Processo que cria viabilidade – Mutação.

É uma das determinantes afirmadas pelos evolucionistas. Que os seres foram sofrendo mutações ao longo dos anos e se adaptando pela lei do mais adaptado. No entanto sabe-se que de 1000 mutações apenas uma pode ser benéfica... todas as outras geram prejuízo para o ser, o tornando susceptíveis as condições ambientais desfavoráveis eliminando o mesmo.

Processos que ampliam a Variabilidade

Recombinação Genética

Combinação de alelos por meio de distribuição independente, na fase de permuta gênica, permitindo um maior número de genótipos nas progênies, chegando a condições de em alelismo múltiplo a mais de 10 bilhões de combinações possíveis.

Hibridação

União ou cruza de espécies relacionadas formando indivíduos estéreis. Em plantas pode ocorrer, no entanto, a progênie em F1 nem sempre se adapta as condições do ambiente. No entanto quando da recruza dessas progênies com indivíduos normais progenitores tais fenótipos tendem a ser mais adaptais de acordo com o grau de pureza cromossomal em relação às partes parentais.

Migração

Inclusão de novos indivíduos numa certa população em equilíbrio aumentando a variabilidade genética. É limitada pela distancia e aspectos geográficos.

Processos que orientam as populações para maior adaptação

Seleção Natural

Disse a respeito de populações em uma dada região, competindo pelos mesmos recursos naturais... tais recursos tendem a diminuir a medida em que a população aumenta, devido a algum desequilíbrio externo.
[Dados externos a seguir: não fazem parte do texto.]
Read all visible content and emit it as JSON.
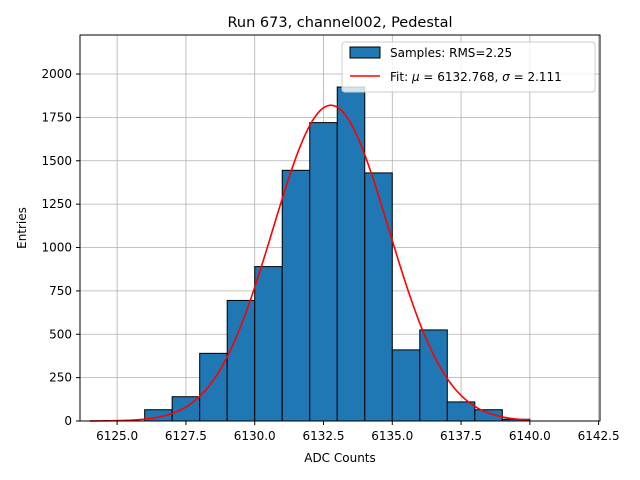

Em populações em equilíbrio ecológico se observam variações simples com o decorrer do tempo... à medida que a população aumenta ou há alguma interferência, os recursos tendem a diminuir aumentando a competição entre as espécies favorecendo as mais adaptadas ao novo esta ambiental. O que gera seleção e extinção subseqüente.

Oscilação Genética

Ocorre quando da redução drástica da população. O efeito é de afunilamento gênico da população... com a redução do numero de seres, indivíduos, a variabilidade genética cai muito, ocasionando um afunilamento da população e decorrentes doenças geradas a partir da consangüinidade entre os parentais, gerando progênies anormais. Pode levar tal espécie a extinção completa.

Isolamento Reprodutivo

Pode ser expresso de varias formas, espécies que foram a partir dos tempos isoladas primeiramente pelo ambiente, isolamento geográfico. E posteriormente seus híbridos selecionados e separados pelo habitat diferenciado. Plantas que tem maturidade sexual em épocas diferentes impossibilitando a união gametas entre elas. Incompatibilidade etológica que é ambiental e comportamental das espécies, (Ex. pelo som em espécies de rãs, onde há possibilidade de cruzamento, mas os sons emitidos um pelo outro são diferentes o que impede o cruzamento). Mecânico, onde os órgãos sexuais são incompatíveis.

Especiação

Todas as propostas relacionadas anteriormente, na teoria da Evolução tende a favorecer a especiação das espécies... o que nada mais é do que a melhor adaptação ao meio destes indivíduos. Segundo os defensores desta teoria o conjunto de processos que ampliam a variabilidade genética, associados com fatores ambientais, propicia a formação destas novas raças mais eficientes, no ponto de vista da manutenção e proliferação da população.

Outros conceitos relevantes:

Espécie: grupos de indivíduos que possui capacidade de trocar genes naturalmente entre si.

Raça: sub-população que atinge certo grau de diferenciação sem que tenha sido desenvolvidos mecanismos de isolamento reprodutivo.

Variedade: (Agricultura) população melhorada em equilíbrio.

Hibrido: (Agricultura) material produzido a partir de duas ou mais linhagens.

Obs.: Variedade e Cultivar bem como Hibrido e Clone, podem na maioria das vezes serem considerados comumente com sinônimos, no entanto geneticamente são classificados separadamente.